Article Text
Abstract
Objectives DNA Microsatellite instability (MSI) due to hypermethylation of the MLH1 gene leading to deficient DNA mismatch repair (MMR) is a frequent finding in sporadic endometrial (EC) and colorectal cancers (CRC). Individuals with germline MMR mutations have an 80% lifetime risk of colorectal cancer (CRC) and follow strict cancer screening protocols. It is unclear if women found to have sporadic MSI high EC have an increased risk of colorectal malignancy. The objective of this study was to determine if there is an increased risk of CRC in patients with MLH-1 promoter hypermethylated EC as compared to patients with microsatellite stable (MSS) disease.

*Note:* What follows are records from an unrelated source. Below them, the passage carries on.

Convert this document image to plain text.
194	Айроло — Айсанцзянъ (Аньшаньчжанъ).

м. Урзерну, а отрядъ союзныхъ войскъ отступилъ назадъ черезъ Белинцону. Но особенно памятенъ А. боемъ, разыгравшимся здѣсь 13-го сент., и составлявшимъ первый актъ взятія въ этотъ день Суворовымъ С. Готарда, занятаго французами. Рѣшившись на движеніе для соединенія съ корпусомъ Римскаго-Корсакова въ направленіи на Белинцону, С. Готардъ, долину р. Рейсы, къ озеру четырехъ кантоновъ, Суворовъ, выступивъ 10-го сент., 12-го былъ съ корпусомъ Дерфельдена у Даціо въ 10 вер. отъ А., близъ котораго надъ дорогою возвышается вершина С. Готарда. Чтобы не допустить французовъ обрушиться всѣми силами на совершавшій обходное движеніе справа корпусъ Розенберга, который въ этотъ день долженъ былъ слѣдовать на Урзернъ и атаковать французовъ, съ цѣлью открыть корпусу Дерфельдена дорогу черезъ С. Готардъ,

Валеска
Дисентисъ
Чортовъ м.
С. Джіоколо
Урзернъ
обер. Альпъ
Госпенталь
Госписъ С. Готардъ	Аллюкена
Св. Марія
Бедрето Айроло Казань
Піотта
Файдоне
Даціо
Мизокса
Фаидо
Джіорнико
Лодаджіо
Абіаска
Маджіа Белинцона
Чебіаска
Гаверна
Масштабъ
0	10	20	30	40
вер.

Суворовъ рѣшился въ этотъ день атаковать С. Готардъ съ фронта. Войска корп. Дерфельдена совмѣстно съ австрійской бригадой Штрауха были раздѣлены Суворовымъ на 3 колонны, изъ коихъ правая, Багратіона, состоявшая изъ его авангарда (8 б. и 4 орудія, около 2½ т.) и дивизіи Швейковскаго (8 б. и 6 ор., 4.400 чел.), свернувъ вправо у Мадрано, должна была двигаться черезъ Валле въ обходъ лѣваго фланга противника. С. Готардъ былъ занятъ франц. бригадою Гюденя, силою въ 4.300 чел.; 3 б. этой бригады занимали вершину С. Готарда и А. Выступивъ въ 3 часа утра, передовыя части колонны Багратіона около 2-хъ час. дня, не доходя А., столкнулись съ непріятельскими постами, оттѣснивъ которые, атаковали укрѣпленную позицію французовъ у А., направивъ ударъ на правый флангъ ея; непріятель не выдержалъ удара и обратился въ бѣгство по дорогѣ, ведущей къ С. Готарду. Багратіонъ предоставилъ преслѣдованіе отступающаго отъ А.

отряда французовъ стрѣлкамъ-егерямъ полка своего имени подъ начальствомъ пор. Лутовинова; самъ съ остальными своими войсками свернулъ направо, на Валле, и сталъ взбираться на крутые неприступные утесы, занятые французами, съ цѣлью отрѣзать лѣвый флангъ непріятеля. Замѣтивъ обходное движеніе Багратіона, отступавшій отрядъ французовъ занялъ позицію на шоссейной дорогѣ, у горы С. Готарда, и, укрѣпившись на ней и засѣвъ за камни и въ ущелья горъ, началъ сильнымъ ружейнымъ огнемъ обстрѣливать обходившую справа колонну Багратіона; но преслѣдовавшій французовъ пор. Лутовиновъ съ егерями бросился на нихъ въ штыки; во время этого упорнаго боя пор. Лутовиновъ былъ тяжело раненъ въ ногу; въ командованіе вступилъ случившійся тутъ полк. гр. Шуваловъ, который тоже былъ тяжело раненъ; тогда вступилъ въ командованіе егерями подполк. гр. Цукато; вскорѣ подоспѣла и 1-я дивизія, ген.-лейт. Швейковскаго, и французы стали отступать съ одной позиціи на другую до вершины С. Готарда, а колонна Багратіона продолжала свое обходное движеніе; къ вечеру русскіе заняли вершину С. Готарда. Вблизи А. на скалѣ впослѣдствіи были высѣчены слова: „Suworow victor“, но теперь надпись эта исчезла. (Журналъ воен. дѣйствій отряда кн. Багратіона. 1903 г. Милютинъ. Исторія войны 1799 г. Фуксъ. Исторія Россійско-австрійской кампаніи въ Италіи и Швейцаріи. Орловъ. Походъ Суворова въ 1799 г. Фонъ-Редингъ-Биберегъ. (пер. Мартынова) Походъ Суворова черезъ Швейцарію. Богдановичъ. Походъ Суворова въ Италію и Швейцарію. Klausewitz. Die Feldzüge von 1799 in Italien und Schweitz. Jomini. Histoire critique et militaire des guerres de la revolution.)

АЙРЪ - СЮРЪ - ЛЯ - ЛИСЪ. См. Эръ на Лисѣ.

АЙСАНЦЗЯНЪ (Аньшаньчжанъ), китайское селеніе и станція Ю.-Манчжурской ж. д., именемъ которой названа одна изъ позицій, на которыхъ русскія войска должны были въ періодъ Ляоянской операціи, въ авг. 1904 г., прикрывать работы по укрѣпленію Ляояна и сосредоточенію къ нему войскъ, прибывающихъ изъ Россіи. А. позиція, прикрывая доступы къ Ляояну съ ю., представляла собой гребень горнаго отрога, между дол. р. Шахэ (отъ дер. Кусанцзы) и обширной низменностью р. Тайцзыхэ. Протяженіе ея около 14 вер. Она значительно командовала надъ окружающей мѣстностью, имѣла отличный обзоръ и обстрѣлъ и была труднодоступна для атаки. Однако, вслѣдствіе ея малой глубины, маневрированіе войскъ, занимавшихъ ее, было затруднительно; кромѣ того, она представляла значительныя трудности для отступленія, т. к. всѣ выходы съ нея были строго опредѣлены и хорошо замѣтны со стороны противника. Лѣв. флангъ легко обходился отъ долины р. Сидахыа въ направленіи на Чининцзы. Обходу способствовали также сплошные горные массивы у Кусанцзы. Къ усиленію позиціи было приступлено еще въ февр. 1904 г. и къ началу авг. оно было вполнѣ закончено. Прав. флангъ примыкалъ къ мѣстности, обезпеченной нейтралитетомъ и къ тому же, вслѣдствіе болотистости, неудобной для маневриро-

Methods We performed a retrospective cohort study of all cases of EC with known MMR status treated at Massachusetts General Hospital between 2013–2019. Patients with germline MMR mutations were excluded. ICD-9/10 codes from electronic medical records were used to determine the incidence of CRC in the two groups. Chi-squared testing was used to assess for differences in the proportion of CRC between MMR groups with p < 0.05 considered significant.
Results Among 988 patients with EC not associated with a germline MMR mutation, 16% (n=162) had MLH-1 promotor hypermethylation and 84% (n=826) did not. Among those with MLH-1 promotor hypermethylation there were 6 cases (3.6%) of CRC vs. 34 cases (4.1%) in those with MSS disease (p=.743).
Conclusions We found no difference in incidence of CRC in individuals with MLH-1 promotor hypermethylated EC as compared with those with MSS disease. Patients with MLH-1 promotor hypermethylated EC should follow general CRC screening guidelines.